Ken James
- James in 1934

Personal information
- Full name: Kenneth Cecil James
- Born: 12 March 1904 Wellington, New Zealand
- Died: 21 August 1976 (aged 72) Palmerston North, New Zealand
- Batting: Right-handed
- Role: Wicketkeeper-batsman

International information
- National side: New Zealand (1930–1933);
- Test debut (cap 7): 10 January 1930 v England
- Last Test: 31 March 1933 v England

Career statistics
| Competition | Test | First-class |
| Matches | 11 | 205 |
| Runs scored | 52 | 6,413 |
| Batting average | 4.72 | 22.19 |
| 100s/50s | 0/0 | 7/23 |
| Top score | 14 | 109* |
| Catches/stumpings | 11/5 | 311/112 |
- Source: Cricinfo, 11 April 2017

= Ken James (cricketer) =

New Zealand cricketer (1904–1976)

Kenneth Cecil James (12 March 1904 – 21 August 1976), was a New Zealand Test cricketer who played for Wellington and Northamptonshire. He also served in New Zealand's Royal Air Force during second World War.

==Early career==
A wicket-keeper and a useful batsman, James first played for Wellington in 1923 and toured England with the first New Zealand touring party in 1927 ostensibly as second string to Tom Lowry. But he quickly made the wicket-keeping position his own, with 85 dismissals on the tour, including eight at Derby. His understanding of the spin of Bill Merritt, the touring team's most successful bowler, was especially noted. No Test matches were played on the 1927 tour.

James was first-choice wicket-keeper for New Zealand's first Test matches in 1929–30 against England, and again on the tour of England in 1931, and in the home series against South Africa in 1931–32 and against England the following season. In 11 Tests he made 16 dismissals ( 11 Catches and 5 stumps)but failed completely as a batsman, scoring only 52 runs in total with an average of just 4.72 . However, he was the highest scorer in the Plunket Shield in 1932–33, with 269 runs at an average of 44.83.

==Later career==
James then left New Zealand for England to qualify by residence as a county player for Northamptonshire, becoming the regular wicket-keeper from 1936 to 1939 and being joined there by Merritt. For a very weak county – Northamptonshire failed to win a single match for four years from May 1935 – James was notable not only for his wicket-keeping but also increasingly as a batsman, and in 1938, he scored more than 1,000 runs and made two centuries.

James served in the Royal New Zealand Air Force during the Second World War.
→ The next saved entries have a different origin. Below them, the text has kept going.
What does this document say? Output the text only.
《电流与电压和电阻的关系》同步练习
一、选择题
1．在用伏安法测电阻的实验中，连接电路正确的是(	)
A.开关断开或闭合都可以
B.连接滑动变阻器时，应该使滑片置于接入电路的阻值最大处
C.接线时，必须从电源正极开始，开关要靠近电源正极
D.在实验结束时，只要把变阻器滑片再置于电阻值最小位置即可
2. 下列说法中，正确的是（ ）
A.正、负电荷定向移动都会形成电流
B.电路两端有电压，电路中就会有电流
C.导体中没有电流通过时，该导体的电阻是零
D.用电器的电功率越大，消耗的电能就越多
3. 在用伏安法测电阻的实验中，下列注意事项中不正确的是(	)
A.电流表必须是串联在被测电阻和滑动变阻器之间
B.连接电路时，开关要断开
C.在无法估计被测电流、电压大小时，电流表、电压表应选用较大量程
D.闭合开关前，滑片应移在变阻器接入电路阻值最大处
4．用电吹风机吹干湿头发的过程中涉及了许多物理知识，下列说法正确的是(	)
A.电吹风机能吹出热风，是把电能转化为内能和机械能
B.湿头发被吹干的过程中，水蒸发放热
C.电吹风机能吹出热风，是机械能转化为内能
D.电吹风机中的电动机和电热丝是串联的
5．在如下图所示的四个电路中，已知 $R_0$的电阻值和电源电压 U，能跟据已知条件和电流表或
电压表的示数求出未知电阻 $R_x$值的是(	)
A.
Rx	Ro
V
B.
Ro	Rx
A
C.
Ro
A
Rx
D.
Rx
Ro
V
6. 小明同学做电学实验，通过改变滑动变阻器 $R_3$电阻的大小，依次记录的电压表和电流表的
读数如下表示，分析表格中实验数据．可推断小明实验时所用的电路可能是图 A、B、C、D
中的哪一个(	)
He returned to New Zealand, where he played one more first-class match, captaining Wellington against Auckland in the 1946-47 Plunket Shield just before his 43rd birthday. He later played a few matches in the Hawke Cup for Hutt Valley, taking part in the match in 1948–49 in which they won the title for the first time.

He retired from cricket to run a public house. He died at Palmerston North.